C: Placing a 'No Smoking' sign on the front door serves as a clear reminder to visitors and family members about the importance of not smoking near the client using oxygen.
E: Having a fire extinguisher readily available in the home is crucial in case of a fire emergency, especially when oxygen is being used, as oxygen can accelerate combustion.
Incorrect Choices:
A: While it is important for family members who smoke to stay away from the client when oxygen is on, the 10 ft rule is arbitrary and not evidence-based.

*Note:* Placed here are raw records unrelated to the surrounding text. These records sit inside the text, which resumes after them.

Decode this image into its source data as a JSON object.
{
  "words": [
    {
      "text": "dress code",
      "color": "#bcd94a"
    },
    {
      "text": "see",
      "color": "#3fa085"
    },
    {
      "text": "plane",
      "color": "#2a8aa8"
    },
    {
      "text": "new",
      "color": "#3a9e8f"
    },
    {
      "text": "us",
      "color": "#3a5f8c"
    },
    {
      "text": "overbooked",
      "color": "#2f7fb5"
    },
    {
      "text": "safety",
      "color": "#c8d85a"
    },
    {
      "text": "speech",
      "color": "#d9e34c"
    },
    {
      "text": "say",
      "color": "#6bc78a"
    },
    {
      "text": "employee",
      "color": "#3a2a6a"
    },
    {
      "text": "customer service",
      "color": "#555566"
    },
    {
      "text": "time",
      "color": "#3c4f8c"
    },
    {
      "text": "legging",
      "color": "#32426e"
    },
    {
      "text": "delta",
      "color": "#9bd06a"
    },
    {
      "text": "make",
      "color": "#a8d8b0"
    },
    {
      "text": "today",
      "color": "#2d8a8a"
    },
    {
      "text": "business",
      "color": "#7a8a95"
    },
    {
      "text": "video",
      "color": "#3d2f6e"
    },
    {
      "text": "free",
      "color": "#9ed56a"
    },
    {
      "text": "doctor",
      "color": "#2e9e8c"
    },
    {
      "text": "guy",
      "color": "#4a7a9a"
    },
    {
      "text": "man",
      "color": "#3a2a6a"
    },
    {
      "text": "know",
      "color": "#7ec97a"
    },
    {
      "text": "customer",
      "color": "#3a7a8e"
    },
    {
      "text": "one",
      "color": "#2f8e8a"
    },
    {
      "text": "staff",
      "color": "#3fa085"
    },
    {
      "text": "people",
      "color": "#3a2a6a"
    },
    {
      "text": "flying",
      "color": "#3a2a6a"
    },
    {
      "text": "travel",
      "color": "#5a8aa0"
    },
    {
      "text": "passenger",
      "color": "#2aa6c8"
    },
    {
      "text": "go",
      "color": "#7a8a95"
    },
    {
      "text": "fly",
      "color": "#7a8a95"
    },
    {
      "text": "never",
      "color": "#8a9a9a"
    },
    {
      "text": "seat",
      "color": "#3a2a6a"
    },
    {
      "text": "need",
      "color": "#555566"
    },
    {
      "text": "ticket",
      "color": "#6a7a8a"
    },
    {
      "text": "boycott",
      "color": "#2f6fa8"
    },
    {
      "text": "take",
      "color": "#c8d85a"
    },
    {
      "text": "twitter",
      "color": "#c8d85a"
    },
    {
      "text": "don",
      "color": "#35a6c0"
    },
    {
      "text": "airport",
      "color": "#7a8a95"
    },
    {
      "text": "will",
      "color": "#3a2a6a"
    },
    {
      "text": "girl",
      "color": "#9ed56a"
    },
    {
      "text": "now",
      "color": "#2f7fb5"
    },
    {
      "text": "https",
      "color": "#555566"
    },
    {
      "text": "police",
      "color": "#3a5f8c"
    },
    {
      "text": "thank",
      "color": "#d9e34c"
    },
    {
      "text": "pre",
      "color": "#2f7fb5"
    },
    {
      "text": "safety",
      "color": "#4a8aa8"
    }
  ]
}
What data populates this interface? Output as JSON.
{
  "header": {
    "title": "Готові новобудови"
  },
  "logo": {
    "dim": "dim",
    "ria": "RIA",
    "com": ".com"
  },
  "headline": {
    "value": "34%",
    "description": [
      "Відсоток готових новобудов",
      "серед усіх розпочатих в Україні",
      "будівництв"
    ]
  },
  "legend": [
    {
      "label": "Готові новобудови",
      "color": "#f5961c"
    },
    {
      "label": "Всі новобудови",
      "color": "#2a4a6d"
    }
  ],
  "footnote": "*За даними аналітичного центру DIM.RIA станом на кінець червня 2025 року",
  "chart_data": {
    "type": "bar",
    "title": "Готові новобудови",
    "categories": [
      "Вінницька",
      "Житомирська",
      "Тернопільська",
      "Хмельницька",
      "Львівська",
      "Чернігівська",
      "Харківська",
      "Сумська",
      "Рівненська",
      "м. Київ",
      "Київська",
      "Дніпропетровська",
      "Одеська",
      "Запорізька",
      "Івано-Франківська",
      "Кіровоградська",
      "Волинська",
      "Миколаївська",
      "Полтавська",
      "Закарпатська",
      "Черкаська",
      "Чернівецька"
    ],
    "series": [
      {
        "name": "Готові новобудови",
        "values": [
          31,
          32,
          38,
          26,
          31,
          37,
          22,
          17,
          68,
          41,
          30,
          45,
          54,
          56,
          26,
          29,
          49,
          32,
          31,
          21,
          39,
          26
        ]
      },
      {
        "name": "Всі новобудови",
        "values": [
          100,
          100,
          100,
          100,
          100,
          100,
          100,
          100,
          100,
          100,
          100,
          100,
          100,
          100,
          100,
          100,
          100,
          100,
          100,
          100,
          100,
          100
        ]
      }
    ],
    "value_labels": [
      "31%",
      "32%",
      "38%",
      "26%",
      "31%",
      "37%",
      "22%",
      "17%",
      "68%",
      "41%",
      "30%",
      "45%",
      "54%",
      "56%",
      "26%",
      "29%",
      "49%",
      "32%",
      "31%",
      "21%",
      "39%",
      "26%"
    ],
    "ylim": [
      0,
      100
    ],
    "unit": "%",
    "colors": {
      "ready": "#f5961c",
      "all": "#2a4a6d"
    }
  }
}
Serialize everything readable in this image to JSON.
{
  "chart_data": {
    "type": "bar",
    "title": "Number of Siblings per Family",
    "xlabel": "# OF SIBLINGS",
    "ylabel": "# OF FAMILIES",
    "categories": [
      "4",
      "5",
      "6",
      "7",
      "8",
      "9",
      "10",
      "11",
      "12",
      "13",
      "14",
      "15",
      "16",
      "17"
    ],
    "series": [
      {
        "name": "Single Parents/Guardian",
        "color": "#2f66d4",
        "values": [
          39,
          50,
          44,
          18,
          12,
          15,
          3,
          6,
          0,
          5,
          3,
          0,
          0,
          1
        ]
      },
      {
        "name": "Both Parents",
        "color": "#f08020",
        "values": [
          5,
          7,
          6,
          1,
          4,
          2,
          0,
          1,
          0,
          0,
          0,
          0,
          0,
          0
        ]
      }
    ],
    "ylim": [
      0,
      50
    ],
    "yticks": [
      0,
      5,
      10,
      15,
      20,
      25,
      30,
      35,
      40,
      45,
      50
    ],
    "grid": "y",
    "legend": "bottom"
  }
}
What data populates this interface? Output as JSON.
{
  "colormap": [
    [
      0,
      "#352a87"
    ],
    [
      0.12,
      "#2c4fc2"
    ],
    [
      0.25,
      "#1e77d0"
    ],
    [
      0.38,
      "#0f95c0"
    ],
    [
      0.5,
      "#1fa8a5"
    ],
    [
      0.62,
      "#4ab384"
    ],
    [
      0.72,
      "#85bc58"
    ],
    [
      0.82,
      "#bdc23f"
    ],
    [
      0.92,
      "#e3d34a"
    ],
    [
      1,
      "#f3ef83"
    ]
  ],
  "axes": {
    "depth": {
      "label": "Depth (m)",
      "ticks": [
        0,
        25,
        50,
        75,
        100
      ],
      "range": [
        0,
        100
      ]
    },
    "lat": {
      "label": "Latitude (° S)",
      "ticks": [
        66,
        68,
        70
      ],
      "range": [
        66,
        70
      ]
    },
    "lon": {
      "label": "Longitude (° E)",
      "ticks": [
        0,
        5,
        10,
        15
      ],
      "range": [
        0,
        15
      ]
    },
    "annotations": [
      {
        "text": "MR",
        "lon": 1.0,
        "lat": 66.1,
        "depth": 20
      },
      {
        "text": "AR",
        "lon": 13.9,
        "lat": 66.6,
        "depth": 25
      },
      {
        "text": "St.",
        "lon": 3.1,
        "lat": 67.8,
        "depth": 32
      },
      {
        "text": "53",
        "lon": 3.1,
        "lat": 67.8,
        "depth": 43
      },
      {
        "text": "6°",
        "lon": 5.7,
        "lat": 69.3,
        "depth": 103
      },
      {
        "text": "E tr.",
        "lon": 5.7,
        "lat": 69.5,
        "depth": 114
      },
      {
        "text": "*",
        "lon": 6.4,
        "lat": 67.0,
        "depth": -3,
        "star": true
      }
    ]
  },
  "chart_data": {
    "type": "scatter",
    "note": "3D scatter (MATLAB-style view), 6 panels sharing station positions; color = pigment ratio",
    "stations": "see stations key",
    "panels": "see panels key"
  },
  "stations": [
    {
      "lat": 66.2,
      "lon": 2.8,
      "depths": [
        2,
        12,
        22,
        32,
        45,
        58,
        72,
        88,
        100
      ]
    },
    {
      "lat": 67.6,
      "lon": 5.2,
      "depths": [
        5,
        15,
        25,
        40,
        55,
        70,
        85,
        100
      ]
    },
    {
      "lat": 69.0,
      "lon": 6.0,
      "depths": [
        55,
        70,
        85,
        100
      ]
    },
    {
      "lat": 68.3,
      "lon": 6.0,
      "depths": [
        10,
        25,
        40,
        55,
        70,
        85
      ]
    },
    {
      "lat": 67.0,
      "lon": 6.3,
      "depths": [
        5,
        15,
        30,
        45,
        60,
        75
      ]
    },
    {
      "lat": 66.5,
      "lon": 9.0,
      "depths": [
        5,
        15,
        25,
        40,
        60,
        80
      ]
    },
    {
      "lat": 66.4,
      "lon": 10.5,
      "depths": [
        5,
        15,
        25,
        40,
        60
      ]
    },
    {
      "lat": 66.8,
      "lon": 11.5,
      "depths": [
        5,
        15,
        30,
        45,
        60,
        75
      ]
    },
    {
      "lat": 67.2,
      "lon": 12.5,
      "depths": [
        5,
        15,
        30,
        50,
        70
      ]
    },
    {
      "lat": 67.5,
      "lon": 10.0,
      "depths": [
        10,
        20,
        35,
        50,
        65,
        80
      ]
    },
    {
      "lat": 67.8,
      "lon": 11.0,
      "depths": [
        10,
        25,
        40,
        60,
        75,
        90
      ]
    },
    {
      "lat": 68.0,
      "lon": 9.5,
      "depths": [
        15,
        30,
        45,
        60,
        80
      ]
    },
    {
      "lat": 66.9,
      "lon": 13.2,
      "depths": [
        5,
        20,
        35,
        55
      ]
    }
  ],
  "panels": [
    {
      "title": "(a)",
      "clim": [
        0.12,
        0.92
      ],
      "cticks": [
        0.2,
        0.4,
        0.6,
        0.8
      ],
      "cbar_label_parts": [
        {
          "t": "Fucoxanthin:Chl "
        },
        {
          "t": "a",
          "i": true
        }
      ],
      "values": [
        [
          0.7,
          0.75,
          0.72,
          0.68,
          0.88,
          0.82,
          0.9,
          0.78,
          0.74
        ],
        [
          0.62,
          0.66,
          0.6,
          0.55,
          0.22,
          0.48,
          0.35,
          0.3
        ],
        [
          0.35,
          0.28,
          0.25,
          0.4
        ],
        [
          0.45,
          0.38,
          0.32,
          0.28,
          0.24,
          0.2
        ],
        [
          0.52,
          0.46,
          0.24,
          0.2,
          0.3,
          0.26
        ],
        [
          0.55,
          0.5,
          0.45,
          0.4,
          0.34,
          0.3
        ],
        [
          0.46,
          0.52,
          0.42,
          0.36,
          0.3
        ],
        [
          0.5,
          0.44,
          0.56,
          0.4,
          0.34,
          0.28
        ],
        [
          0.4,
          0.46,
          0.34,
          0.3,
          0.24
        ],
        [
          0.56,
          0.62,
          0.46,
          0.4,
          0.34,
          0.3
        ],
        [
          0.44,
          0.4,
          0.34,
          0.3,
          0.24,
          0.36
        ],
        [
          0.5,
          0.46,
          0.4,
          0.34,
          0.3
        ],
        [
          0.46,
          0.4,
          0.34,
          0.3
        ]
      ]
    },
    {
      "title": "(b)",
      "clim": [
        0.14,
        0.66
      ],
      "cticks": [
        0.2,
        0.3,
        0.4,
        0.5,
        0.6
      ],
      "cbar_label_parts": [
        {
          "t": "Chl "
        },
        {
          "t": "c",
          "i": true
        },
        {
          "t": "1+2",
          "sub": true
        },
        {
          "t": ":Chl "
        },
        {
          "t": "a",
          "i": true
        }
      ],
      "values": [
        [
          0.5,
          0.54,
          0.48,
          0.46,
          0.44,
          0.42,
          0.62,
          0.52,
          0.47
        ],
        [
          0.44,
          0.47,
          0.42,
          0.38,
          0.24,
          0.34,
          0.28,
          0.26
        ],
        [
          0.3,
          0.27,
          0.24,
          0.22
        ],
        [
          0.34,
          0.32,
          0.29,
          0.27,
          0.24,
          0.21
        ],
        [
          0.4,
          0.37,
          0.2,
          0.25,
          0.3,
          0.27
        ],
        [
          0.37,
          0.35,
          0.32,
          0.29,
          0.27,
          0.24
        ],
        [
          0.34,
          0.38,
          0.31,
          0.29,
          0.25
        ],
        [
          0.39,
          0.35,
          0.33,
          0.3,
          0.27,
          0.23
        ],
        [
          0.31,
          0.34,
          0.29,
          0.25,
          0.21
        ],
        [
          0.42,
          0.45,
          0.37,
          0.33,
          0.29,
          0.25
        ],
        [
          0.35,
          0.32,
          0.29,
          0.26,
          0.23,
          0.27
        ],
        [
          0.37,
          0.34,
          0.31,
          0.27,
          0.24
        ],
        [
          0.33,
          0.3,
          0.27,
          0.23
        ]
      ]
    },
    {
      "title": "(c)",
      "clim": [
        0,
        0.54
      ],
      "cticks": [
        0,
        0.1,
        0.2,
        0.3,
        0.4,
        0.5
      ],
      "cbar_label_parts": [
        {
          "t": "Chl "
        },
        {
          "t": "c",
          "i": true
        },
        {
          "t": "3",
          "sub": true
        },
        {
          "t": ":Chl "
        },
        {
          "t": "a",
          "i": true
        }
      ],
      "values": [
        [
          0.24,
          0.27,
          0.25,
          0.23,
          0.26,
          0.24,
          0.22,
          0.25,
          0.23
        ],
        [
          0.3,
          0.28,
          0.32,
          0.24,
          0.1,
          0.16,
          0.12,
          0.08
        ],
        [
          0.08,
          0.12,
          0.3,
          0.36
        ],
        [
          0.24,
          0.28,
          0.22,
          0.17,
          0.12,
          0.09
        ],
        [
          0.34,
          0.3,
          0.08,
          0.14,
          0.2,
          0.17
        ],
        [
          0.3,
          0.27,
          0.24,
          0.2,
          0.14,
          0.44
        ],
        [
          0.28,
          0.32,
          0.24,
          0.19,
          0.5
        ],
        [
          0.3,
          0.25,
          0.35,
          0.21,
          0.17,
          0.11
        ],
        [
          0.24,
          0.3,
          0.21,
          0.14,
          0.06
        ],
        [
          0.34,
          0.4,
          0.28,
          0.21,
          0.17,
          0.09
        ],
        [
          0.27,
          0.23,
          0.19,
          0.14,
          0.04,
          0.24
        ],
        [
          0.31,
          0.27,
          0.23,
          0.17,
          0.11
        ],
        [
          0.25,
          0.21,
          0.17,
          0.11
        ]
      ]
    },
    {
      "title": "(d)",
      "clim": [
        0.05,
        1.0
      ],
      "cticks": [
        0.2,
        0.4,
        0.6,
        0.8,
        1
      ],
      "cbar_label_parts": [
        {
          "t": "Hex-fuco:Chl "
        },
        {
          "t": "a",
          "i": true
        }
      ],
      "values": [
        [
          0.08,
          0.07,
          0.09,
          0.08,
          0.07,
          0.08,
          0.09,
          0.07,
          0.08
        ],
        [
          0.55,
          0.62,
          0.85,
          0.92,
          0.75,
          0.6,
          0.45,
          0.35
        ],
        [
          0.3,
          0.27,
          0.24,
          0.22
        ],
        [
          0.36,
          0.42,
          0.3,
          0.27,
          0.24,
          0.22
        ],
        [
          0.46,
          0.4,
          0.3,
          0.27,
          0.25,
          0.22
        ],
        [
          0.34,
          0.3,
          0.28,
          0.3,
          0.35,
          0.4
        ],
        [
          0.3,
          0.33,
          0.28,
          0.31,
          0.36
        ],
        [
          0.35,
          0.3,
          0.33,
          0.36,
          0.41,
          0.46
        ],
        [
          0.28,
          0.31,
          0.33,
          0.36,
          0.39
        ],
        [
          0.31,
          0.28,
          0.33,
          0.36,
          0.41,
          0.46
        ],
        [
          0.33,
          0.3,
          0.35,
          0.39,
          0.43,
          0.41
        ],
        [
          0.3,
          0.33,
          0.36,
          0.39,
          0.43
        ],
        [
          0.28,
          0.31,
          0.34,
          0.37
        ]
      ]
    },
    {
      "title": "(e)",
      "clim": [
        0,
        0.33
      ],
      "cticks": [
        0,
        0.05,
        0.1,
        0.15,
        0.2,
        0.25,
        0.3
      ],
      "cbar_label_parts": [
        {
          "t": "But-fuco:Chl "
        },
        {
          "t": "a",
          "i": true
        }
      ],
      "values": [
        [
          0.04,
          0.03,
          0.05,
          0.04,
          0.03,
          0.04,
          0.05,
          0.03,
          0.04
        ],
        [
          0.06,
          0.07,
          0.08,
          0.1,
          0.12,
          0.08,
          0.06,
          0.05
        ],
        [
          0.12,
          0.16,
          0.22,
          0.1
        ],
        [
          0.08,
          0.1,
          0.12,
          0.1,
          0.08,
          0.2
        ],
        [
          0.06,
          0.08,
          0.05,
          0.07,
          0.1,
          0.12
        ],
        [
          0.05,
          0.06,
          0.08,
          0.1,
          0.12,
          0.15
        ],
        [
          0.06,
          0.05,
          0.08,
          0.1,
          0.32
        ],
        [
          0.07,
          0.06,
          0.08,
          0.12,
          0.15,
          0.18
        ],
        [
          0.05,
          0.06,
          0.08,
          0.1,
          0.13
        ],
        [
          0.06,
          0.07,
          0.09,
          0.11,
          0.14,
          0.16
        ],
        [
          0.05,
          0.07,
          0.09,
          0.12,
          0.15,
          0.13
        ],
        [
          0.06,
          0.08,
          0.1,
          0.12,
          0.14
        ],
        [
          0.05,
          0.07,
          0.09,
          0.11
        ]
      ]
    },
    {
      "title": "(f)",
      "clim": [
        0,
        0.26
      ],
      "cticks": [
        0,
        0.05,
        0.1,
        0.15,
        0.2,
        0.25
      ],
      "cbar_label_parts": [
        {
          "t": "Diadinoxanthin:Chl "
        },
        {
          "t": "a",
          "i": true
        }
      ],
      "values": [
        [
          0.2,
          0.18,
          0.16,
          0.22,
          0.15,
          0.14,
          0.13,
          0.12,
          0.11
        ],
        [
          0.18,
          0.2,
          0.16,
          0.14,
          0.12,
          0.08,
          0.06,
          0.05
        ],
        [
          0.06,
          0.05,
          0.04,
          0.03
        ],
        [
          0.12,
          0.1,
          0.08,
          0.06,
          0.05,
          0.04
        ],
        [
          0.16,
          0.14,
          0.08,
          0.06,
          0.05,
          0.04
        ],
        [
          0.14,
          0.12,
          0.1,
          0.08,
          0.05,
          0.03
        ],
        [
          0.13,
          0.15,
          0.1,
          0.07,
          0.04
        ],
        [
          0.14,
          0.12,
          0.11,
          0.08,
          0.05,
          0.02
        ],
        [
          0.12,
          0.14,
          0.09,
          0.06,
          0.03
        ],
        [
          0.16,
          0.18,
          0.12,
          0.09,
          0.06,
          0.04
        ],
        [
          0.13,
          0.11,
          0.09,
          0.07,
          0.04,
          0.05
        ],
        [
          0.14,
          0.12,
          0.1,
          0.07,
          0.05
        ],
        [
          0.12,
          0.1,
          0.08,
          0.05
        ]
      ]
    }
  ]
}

D: There is no significant safety benefit in replacing cotton bedding/clothing with items made from wool regarding oxygen use in the home.
Summary: Teaching about avoiding flammable substances like nail polish, displaying a 'No Smoking' sign,
Nurse reviewing car seat safety with parents of 1 mo infant. When reviewing this, which instructions should nurse include?
- A. Use car seat that has 3-point harness
- B. Position car seat so that infant is rear-facing
- C. Secure car seat in front passenger seat of car
- D. Put soft padding in car seat behind infant's back & neck
Correct Answer: B
Rationale: The correct answer is B: Position car seat so that infant is rear-facing. This is crucial for newborn safety as it reduces the risk of injury in the event of a crash. Rear-facing car seats provide optimal support for the infant's head, neck, and spine. Choice A is incorrect because a 5-point harness is recommended for infants for better protection. Choice C is incorrect as the back seat is the safest location for a car seat. Choice D is incorrect because soft padding can compress in a crash, leading to injury.